The carrying value of the Company’s goodwill was $3,584 million and $3,584 million at December 31, 2017 and 2016, respectively, resulting from its investment in AB as well as direct strategic acquisitions of AB, including its purchase of Sanford C. Bernstein, Inc. For purpose of testing this goodwill for impairment, the Company applied a discounted cash flow valuation technique to measure the fair value of the reporting unit, sourcing the underlying cash flows and assumptions from AB’s current business plan projections and adjusting the result to reflect the noncontrolling interest in AB as well as incremental taxes at the Company level as related to the form and structure of its investment in AB. At December 31, 2017 and 2016, the Company’s annual testing resulted in no impairment of this goodwill as the fair value of the reporting unit exceeded its carrying amount at each respective date. Similarly, no impairments resulted from the Company’s interim assessments of goodwill during the periods then ended.
In the fourth quarter of 2017 and as further described in Note 18, Business Segment Information, the Company recast its operating segments to align with the reorganization of its reporting structure, resulting in multiple operating segments for its previously defined Financial Advisory/Insurance segment and to which no goodwill was ascribed. Accordingly, all of the Company’s goodwill was reassigned to the Company’s Investment Management and Research segment, also deemed a reporting unit for purpose of assessing goodwill recoverability.
The gross carrying amount of AB related intangible assets was $623 million and $625 million at December 31, 2017 and 2016, respectively and the accumulated amortization of these intangible assets was $498 million and $468 million at December 31, 2017 and 2016, respectively. Amortization expense related to the AB intangible assets totaled $31 million, $29 million and $28 million for 2017, 2016 and 2015, respectively. Estimated annual amortization expense for each of the next two years is approximately $30 million, then approximately $23 million in year three and $7 million in years four and five.
At December 31, 2017 and 2016, respectively, net deferred sales commissions from AB totaled $30 million and $64 million and are included within other assets. Based on the December 31, 2017 net asset balance, the estimated amortization expense of deferred sales commissions for each of the next five years is $21 million, $6 million, $3 million, $0 million and $0 million. The Company tests the deferred sales commission asset for impairment quarterly by comparing undiscounted future cash flows to the recorded value, net of accumulated amortization. Each quarter, significant assumptions used to estimate the future cash flows are updated to reflect management’s consideration of current market conditions and expectations made with respect to future market levels and redemption rates. As of December 31, 2017 and 2016, the Company determined the deferred sales commission asset was not impaired.

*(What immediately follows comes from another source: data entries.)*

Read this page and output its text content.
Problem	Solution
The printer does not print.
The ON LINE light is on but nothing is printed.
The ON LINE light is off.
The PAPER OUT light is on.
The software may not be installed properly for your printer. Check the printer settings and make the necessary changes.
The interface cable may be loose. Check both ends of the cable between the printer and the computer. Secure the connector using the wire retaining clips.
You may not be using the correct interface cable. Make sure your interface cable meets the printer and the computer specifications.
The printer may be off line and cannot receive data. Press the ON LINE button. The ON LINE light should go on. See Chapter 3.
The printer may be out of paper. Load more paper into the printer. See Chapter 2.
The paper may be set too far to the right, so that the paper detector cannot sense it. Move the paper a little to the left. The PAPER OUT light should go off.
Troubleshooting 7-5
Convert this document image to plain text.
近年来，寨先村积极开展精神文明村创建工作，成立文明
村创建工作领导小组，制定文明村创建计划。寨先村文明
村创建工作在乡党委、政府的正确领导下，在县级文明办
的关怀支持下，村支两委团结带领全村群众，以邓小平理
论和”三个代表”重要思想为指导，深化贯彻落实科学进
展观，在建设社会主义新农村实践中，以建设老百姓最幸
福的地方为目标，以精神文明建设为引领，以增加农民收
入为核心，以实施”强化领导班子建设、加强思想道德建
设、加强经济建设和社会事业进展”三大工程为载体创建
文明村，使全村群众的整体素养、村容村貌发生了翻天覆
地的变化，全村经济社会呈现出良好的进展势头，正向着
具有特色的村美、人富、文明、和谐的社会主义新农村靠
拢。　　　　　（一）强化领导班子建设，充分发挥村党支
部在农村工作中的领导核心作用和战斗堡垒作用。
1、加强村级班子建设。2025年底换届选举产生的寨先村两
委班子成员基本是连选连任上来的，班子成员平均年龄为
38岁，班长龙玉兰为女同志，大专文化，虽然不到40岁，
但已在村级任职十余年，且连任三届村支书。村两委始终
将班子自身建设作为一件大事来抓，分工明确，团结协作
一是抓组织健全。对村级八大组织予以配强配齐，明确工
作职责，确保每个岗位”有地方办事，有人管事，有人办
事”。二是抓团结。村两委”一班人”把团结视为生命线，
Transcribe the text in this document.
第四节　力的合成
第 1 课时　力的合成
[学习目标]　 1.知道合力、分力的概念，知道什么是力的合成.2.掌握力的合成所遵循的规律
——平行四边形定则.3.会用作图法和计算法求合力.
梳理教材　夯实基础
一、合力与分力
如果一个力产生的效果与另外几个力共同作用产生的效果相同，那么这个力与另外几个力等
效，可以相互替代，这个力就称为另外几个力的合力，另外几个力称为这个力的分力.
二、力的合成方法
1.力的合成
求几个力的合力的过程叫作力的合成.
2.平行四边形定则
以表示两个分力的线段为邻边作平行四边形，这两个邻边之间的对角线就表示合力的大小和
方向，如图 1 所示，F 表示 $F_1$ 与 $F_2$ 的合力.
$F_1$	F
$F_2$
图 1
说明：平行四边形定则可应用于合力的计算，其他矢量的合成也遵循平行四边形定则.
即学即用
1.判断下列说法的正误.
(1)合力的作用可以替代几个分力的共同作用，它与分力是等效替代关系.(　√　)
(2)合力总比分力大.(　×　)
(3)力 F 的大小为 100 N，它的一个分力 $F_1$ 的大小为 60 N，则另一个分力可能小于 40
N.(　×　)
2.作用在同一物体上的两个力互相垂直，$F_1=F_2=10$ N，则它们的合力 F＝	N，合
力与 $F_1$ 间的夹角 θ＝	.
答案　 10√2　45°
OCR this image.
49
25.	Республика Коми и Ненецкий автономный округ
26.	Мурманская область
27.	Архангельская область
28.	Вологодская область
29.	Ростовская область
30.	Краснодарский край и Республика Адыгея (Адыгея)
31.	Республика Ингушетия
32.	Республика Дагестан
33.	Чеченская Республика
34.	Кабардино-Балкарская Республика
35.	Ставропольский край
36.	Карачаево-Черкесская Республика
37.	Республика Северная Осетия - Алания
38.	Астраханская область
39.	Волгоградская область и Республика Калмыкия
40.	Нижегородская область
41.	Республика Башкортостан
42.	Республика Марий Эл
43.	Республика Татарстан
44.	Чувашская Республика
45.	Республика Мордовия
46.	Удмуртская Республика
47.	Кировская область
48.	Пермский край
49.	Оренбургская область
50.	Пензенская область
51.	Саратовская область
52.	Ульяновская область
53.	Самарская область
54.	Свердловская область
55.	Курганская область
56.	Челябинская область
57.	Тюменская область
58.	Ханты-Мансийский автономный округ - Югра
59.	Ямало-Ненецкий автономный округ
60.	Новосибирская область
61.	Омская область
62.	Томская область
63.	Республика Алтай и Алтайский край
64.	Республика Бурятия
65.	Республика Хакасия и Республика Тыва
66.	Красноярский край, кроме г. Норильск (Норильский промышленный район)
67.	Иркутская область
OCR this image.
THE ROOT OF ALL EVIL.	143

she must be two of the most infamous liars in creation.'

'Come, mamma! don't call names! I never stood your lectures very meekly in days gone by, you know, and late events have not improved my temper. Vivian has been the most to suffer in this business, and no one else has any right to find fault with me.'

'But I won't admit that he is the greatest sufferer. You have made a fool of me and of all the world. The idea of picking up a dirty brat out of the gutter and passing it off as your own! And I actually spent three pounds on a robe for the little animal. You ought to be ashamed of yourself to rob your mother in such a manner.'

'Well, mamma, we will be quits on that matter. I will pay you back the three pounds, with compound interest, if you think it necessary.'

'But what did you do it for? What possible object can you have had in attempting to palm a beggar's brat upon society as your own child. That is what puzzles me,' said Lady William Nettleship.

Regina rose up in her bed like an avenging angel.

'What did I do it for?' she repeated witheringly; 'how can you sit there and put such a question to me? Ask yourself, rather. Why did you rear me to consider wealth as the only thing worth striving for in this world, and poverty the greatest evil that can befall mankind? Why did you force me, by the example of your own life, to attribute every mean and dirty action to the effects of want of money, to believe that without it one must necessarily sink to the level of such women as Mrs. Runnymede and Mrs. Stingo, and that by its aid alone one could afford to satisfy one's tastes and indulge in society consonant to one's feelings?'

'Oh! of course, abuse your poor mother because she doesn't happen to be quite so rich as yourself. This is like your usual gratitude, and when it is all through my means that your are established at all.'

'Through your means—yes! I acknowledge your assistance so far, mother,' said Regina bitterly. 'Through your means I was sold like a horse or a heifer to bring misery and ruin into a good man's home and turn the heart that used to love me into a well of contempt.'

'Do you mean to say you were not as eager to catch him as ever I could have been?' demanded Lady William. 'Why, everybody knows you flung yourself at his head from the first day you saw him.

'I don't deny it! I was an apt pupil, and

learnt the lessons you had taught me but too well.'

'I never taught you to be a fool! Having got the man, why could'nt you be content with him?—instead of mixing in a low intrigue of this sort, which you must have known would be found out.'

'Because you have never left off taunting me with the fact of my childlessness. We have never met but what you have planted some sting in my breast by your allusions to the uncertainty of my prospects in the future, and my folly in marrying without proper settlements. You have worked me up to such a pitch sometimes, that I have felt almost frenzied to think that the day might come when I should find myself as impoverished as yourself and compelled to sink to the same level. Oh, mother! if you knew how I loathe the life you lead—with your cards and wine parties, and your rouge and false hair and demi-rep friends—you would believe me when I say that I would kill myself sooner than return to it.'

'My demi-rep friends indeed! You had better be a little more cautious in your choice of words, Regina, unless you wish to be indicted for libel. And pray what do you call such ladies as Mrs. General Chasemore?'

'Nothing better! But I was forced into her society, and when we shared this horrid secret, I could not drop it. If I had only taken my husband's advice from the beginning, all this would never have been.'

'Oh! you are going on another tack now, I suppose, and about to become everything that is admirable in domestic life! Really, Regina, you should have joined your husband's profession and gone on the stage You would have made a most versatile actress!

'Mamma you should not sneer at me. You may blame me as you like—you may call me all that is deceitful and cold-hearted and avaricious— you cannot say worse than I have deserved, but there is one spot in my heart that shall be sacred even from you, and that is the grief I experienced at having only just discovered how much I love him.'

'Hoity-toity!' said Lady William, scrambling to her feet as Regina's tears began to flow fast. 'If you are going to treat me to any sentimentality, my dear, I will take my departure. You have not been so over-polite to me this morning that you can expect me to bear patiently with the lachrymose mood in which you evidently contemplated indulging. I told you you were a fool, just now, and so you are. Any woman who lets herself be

On September 23, 2016, AB acquired a 100% ownership interest in Ramius Alternative Solutions LLC (“RASL”), a global alternative investment management business that, as of the acquisition date, had approximately $2.5 billion in AUM. RASL offers a range of customized alternative investment and advisory solutions to a global institutional client base. On the acquisition date, AB made a cash payment of $21 million and recorded a contingent consideration payable of $12 million based on projected fee revenues over a five-year measurement period. Goodwill in the amount of $22 million and finite-lived intangible assets of $10 million related to investment management contracts also were recognized at the date of acquisition.
On June 20, 2014, AB acquired an 82% ownership interest in CPH Capital Fondsmaeglerselskab A/S (“CPH”), a Danish asset management firm that managed approximately $3,000 million in global core equity assets for institutional investors, for a cash payment of $64 million and a contingent consideration payable of $9 million based on projected assets under management levels over a three-year measurement period. Also recognized on the date of acquisition were $58 million of goodwill, $24 million of finite-lived intangible assets related to separately-managed account relationships and $4 million of indefinite-lived intangible assets related to an acquired fund’s investment contract. Redeemable noncontrolling interest of $17 million was recorded as related to the fair value of CPH purchased by AB. During 2016 and 2015, AB purchased additional shares of CPH, bringing its ownership interest to 90.0% as of December 31, 2016.

The acquisitions described above did not have a significant impact on the Company’s consolidated revenues or net income. As a result, supplemental pro forma information has not been provided.  Additional information regarding the contingent payment obligations associated with these and other acquisitions made by AB is included in Note 7, Fair Value Disclosures.

Capitalized Software

Capitalized software, net of accumulated amortization, amounted to $162 million and $170 million at December 31, 2017 and 2016, respectively, and is recorded in other assets. Amortization of capitalized software in 2017, 2016 and 2015 was $47 million, $52 million and $55 million, respectively, recorded in other operating costs and expenses in the Consolidated Statements of Income (loss).